Mercedes contacted the FIA following the race at Suzuka on October 9 to lodge a protest against Verstappen, believing his on-track defence from Lewis Hamilton in the closing laps to have breached the sporting regulations.

Verstappen finished less than a second clear at the checkered flag, meaning a time penalty would gain Hamilton a position and three extra points in his bid for the drivers’ championship.

The FIA stewards informed Mercedes that a decision could not be made at Suzuka as both Hamilton and Verstappen had already left the track, postponing a hearing to the United States Grand Prix weekend in Austin.

Mercedes withdrew its protest not long after, making the result of the race official and leaving Verstappen in second place with Hamilton third.

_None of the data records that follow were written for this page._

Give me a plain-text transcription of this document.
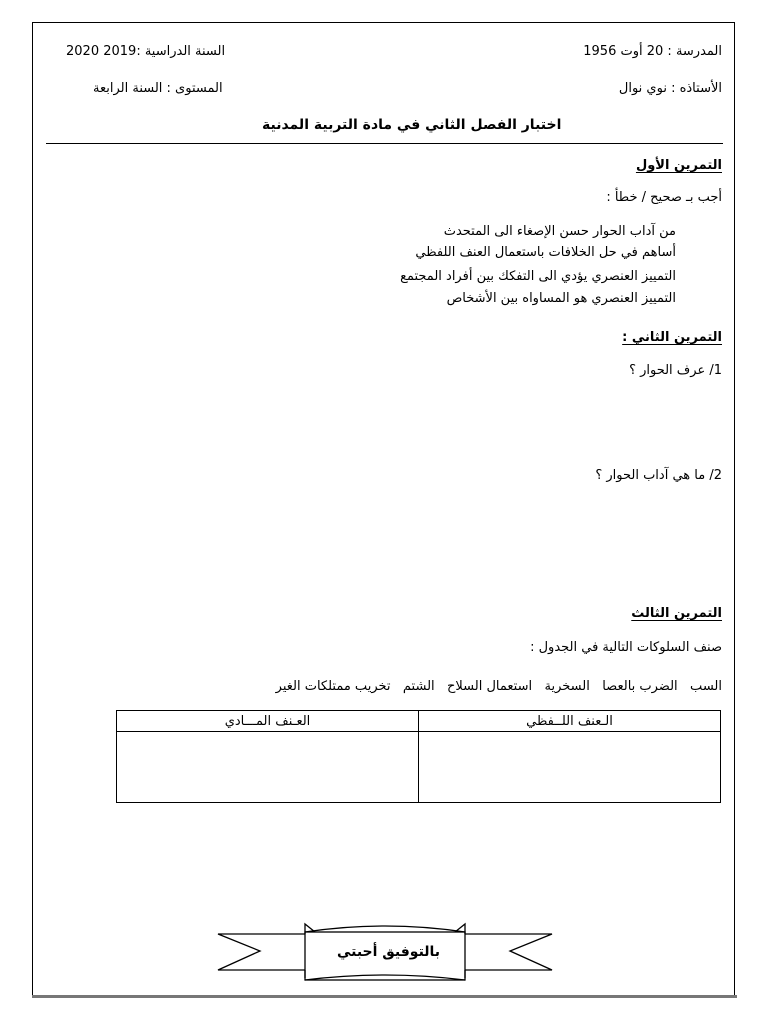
المدرسة : 20 أوت 1956
السنة الدراسية :2019 2020
الأستاذه : نوي نوال
المستوى : السنة الرابعة
اختبار الفصل الثاني في مادة التربية المدنية
التمرين الأول
أجب بـ صحيح / خطأ :
من آداب الحوار حسن الإصغاء الى المتحدث
أساهم في حل الخلافات باستعمال العنف اللفظي
التمييز العنصري يؤدي الى التفكك بين أفراد المجتمع
التمييز العنصري هو المساواه بين الأشخاص
التمرين الثاني :
1/ عرف الحوار ؟
2/ ما هي آداب الحوار ؟
التمرين الثالث
صنف السلوكات التالية في الجدول :
السب   الضرب بالعصا   السخرية   استعمال السلاح   الشتم   تخريب ممتلكات الغير
الـعنف اللــفظي	العـنف المـــادي

بالتوفيق أحبتي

Ahead of this weekend’s race in Austin, Wolff explained what caused the mix-up over the protest, saying that Mercedes had to make a split decision before leaving Japan.

“It was a miscommunication,” Wolff said.

“When we left the circuit, I said that the Verstappen manoeuvre was a hard manoeuvre but probably what we want to see in Formula 1. He’s refreshing and I think that the drivers need to sort that out among themselves on track.

“And we decided not to step in and then it was an unfortunate coincidence that we took off, we left. The team had a minute to decide whether to protest or not and that’s what they did.

“Once we were able to communicate again, which was 30 minutes after take-off, we decided to withdraw the protest.”